I'm recently got interested by a series of very cool videos by Math Doctor Bob, specifically the ones about to compute automorphism groups. The one puzzling me a bit is this one: Automorphism of A4
Without forcing any of you to to watch the video, I'm just resuming here what I have not understood. Basically, he's able to estimate the order of the automorphism group of $A_4$ to 24 elements, establishing finally this must be isomorphic to $S_4$. Actually these are the facts:
1) $A_4$ is made up by the identity, 3 cycles of order 2 (like (1 2)(3 4)) and 8 cycles of order 3.
2) $A_4 = <( 1 2 3), (1 2)(3 4)>$, i.e. can be generated by a cycle of order 3 and one of order 2.
So fa, so good. Here he claims 2 interesting facts, which are the core business of this question indeed:
1) if we have automorphism, we have to preserve the order of elements. So a 3 cycles has to be carried to another 3-cycles and a couple to a couple (I condensed it a bit)
Assuming the above point, the results turns out naturally as a combinatorial reasoning, i.e.
you have 8 choices for a 3-cycle and 3 choices for a (2,2)-cycle, so a total of 24 choices
This made up the order of $Aut(A_4)$. With later reasoning is desuming this must be $S_4$, indeed.
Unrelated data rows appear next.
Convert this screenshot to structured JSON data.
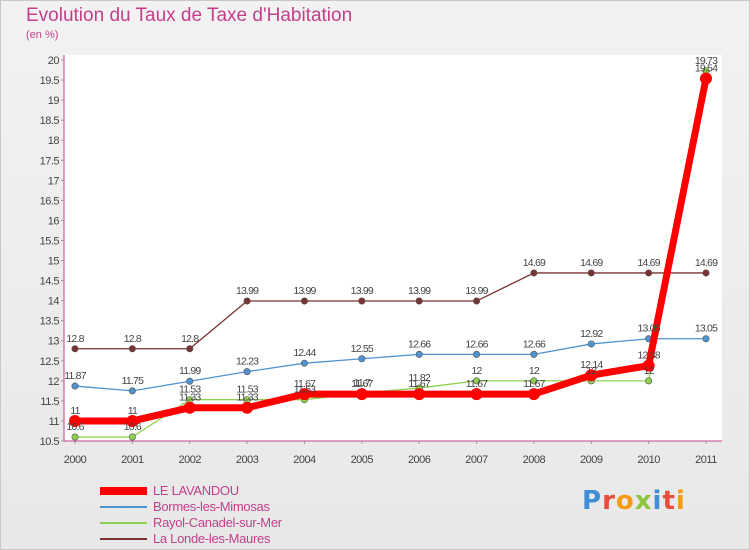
{
  "title": "Evolution du Taux de Taxe d'Habitation",
  "subtitle": "(en %)",
  "brand": "Proxiti",
  "chart_data": {
    "type": "line",
    "x": [
      "2000",
      "2001",
      "2002",
      "2003",
      "2004",
      "2005",
      "2006",
      "2007",
      "2008",
      "2009",
      "2010",
      "2011"
    ],
    "ylim": [
      10.5,
      20
    ],
    "yticks": [
      "10.5",
      "11",
      "11.5",
      "12",
      "12.5",
      "13",
      "13.5",
      "14",
      "14.5",
      "15",
      "15.5",
      "16",
      "16.5",
      "17",
      "17.5",
      "18",
      "18.5",
      "19",
      "19.5",
      "20"
    ],
    "grid": false,
    "legend_position": "bottom-left",
    "series": [
      {
        "name": "LE LAVANDOU",
        "color": "#ff0000",
        "values": [
          11,
          11,
          11.33,
          11.33,
          11.67,
          11.67,
          11.67,
          11.67,
          11.67,
          12.14,
          12.38,
          19.54
        ],
        "labels": [
          "11",
          "11",
          "11.33",
          "11.33",
          "11.67",
          "11.67",
          "11.67",
          "11.67",
          "11.67",
          "12.14",
          "12.38",
          "19.54"
        ]
      },
      {
        "name": "Bormes-les-Mimosas",
        "color": "#4f93cf",
        "values": [
          11.87,
          11.75,
          11.99,
          12.23,
          12.44,
          12.55,
          12.66,
          12.66,
          12.66,
          12.92,
          13.05,
          13.05
        ],
        "labels": [
          "11.87",
          "11.75",
          "11.99",
          "12.23",
          "12.44",
          "12.55",
          "12.66",
          "12.66",
          "12.66",
          "12.92",
          "13.05",
          "13.05"
        ]
      },
      {
        "name": "Rayol-Canadel-sur-Mer",
        "color": "#8fd14f",
        "values": [
          10.6,
          10.6,
          11.53,
          11.53,
          11.53,
          11.7,
          11.82,
          12,
          12,
          12,
          12,
          19.73
        ],
        "labels": [
          "10.6",
          "10.6",
          "11.53",
          "11.53",
          "11.53",
          "11.7",
          "11.82",
          "12",
          "12",
          "12",
          "12",
          "19.73"
        ]
      },
      {
        "name": "La Londe-les-Maures",
        "color": "#7a3333",
        "values": [
          12.8,
          12.8,
          12.8,
          13.99,
          13.99,
          13.99,
          13.99,
          13.99,
          14.69,
          14.69,
          14.69,
          14.69
        ],
        "labels": [
          "12.8",
          "12.8",
          "12.8",
          "13.99",
          "13.99",
          "13.99",
          "13.99",
          "13.99",
          "14.69",
          "14.69",
          "14.69",
          "14.69"
        ]
      }
    ]
  }
}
What I'm struggling with is why an automorphism of a alternating group must preserve the order. I mean, these facts are clear to me:
1) $Inn(A_4) \lhd Aut(A_4)$ 2) $Inn(A_4)$ acts by conjugation and then must preserve cycle order (even this is the case in which the conjugacy classes split, however the order is guaranteed)
What I'm missing here (my bad) is it seems we are assuming $Aut(A_4)$ is made up only by $Inn(A_4)$, but this not since the $Out(A_4)$ is not trivial but being isomorphic to $\Bbb{Z}/2$. Since this latter involves an odd permutation, the order would be not guaranteed in that case.
I'm sure I'm wrong, but I don't know where.
thank for your precious support, as always.